Antoine Oury - 10.02.2020

Patrimoine et éducation - Patrimoine - heritage culturel amerindiens - etats unis amerindiens - bibliotheque congres


Aux États-Unis, plusieurs tribus amérindiennes s'opposent formellement à la mise en ligne de documents, dont des photographies et des enregistrements, portant sur leurs us et coutumes. Les représentants amérindiens dénoncent une mainmise sur leur héritage culturel : ces documents ont été prélevés au cours d'expéditions d'anthropologues et de sociologues, parfois sans l'accord des principaux intéressés.

Native American Headdress
(photo d'illustration, Rennett Stowe, CC BY 2.0)


La Bibliothèque du Congrès, établissement patrimonial des États-Unis, numérise petit à petit ses collections et en propose une partie en ligne, lorsque les documents rejoignent le domaine public et ne sont donc plus protégés par le droit d'auteur. Ainsi, chaque année, des milliers d'oeuvres, textes, photographies, enregistrements ou vidéos se retrouvent accessibles et exploitables librement par chacun.

Dans cette masse de document, des photographies de tribus amérindiennes, mais aussi des enregistrements sonores captés lors de cérémonies, provoquent aujourd'hui le courroux des Amérindiens et de leurs représentants. « Ils n'ont aucune idée de ce qu'ils ont entre leurs mains », indique ainsi Anne Richardson, cheffe de la tribu Rappahannock, dans l'État de Virginie. « Cela sonnera comme de la musique à leurs oreilles, mais pour les tribus, cela pourrait être sacré. »

La mise en ligne des documents numérisées n'éveille pas que l'intérêt des chercheurs et des curieux : elle réveille aussi des souvenirs douloureux et des blessures pas vraiment cicatrisées quant au sort réservé aux Amérindiens aux États-Unis.
 

Appropriation culturelle


Les photographies et enregistrements que la Bibliothèque du Congrès met peu à peu en ligne sont l'héritage laissé par des anthropologues et des ethnologues, dont les études n'étaient ni forcément bienveillantes, ni très respectueuses des populations visées. Selon les représentants des Amérindiens, les documents obtenus et enregistrés l'étaient souvent à l'insu des principaux intéressés.

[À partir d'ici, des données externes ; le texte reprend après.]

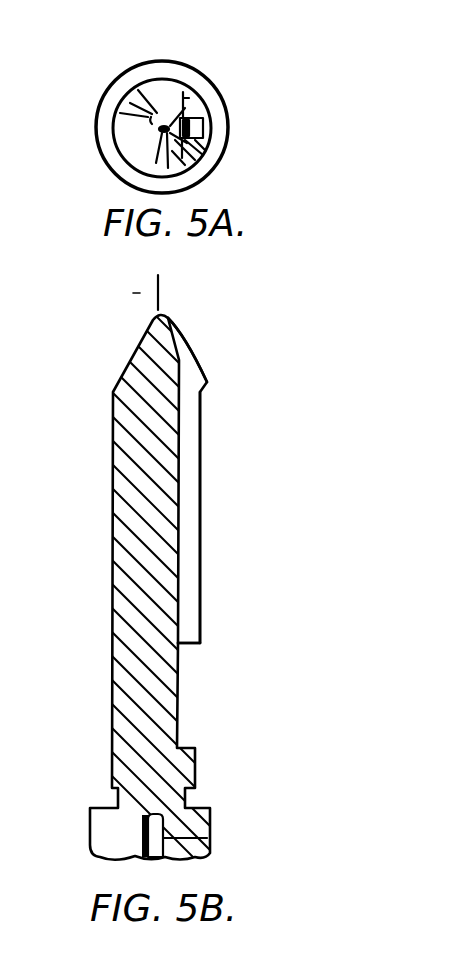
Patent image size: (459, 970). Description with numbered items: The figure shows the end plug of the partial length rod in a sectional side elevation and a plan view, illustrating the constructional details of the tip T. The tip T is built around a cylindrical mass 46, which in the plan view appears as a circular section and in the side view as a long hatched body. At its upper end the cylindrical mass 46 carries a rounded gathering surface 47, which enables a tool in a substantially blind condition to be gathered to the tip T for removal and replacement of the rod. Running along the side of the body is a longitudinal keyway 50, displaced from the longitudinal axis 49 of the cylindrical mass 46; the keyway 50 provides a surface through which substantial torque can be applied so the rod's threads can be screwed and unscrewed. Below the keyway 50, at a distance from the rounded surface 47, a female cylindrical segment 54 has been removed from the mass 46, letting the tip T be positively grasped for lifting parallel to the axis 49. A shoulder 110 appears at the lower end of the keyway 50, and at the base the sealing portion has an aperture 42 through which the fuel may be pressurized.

In FIG. 5B, the aperture 42 is at (207, 840).
In FIG. 5A, the cylindrical mass 46 is at (205, 163).
In FIG. 5B, the cylindrical mass 46 is at (112, 513).
In FIG. 5B, the rounded gathering surface 47 is at (186, 339).
In FIG. 5B, the longitudinal axis 49 is at (159, 291).
In FIG. 5A, the longitudinal keyway 50 is at (203, 128).
In FIG. 5B, the longitudinal keyway 50 is at (185, 520).
In FIG. 5A, the female cylindrical segment 54 is at (204, 72).
In FIG. 5B, the shoulder 110 is at (180, 648).
In FIG. 5A, the tip T is at (213, 93).
In FIG. 5B, the tip T is at (202, 622).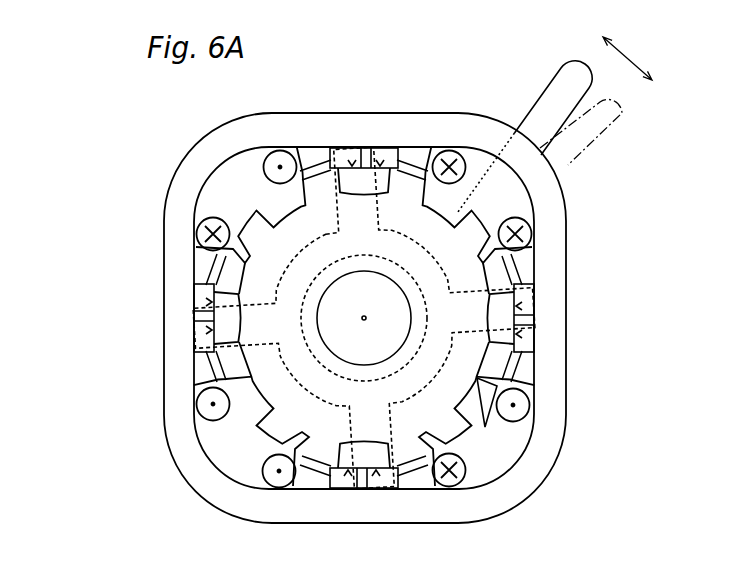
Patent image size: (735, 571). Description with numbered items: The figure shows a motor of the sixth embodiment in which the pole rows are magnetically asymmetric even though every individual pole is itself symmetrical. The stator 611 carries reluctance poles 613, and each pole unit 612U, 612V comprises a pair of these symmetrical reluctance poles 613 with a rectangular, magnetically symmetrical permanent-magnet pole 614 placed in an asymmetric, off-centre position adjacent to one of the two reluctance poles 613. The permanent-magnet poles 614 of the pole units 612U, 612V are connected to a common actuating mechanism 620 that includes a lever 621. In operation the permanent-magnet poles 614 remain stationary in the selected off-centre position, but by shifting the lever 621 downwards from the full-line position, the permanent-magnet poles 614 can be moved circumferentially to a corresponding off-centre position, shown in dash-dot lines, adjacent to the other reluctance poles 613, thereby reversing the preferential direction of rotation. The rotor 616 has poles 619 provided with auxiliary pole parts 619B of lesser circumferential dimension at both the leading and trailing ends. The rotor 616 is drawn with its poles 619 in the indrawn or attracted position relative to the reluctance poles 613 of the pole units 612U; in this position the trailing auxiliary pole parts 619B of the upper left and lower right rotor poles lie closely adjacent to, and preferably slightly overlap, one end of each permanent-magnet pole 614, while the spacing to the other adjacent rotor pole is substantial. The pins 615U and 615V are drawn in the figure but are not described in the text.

The stator 611 is at (190, 184).
The pole unit 612U is at (381, 133).
The pole unit 612V is at (175, 332).
The reluctance pole 613 is at (317, 153).
The permanent-magnet pole 614 is at (343, 148).
The U-phase pin 615U is at (265, 168).
The V-phase pin 615V is at (195, 237).
The rotor 616 is at (490, 278).
The rotor pole 619 is at (495, 413).
The auxiliary pole part 619B is at (485, 427).
The actuating mechanism 620 is at (544, 84).
The lever 621 is at (580, 74).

« On trouve des chansons sur l'affliction ou l'envoi des morts vers l'au-delà de la vie, que les anthropologues n'avaient pas le droit d'enregistrer », précise Martin Saniga, membre de la tribu Saponi, à USA Today. La Bibliothèque du Congrès assure que la mise en ligne est légitime, puisque les documents étaient déjà disponibles sur place, dans son fonds, sans que les tribus ne se soient manifestées jusqu'à lors.
 
Au Sénat américain, un comité travaille justement sur les affaires relatives aux communautés amérindiennes, sous la vice-présidence du sénateur Tom Udall : « Toute décision relative à la communication publique d'informations culturelles d'une tribu devrait être prise après une consultation de gouvernement à gouvernement et après avoir obtenu l'accord de la tribu », estime-t-il, assurant qu'il va travailler avec l'établissement patrimonial.

Pour certains représentants des tribus amérindiennes, la publication de ces documents sans l'accord de celles-ci ne fait que poursuivre une histoire d'appropriation culturelle et de pillage : « Nous sommes une nation coloniale, voilà ce que nous sommes », conclut Josh Marshall, membre de la tribu Arapaho.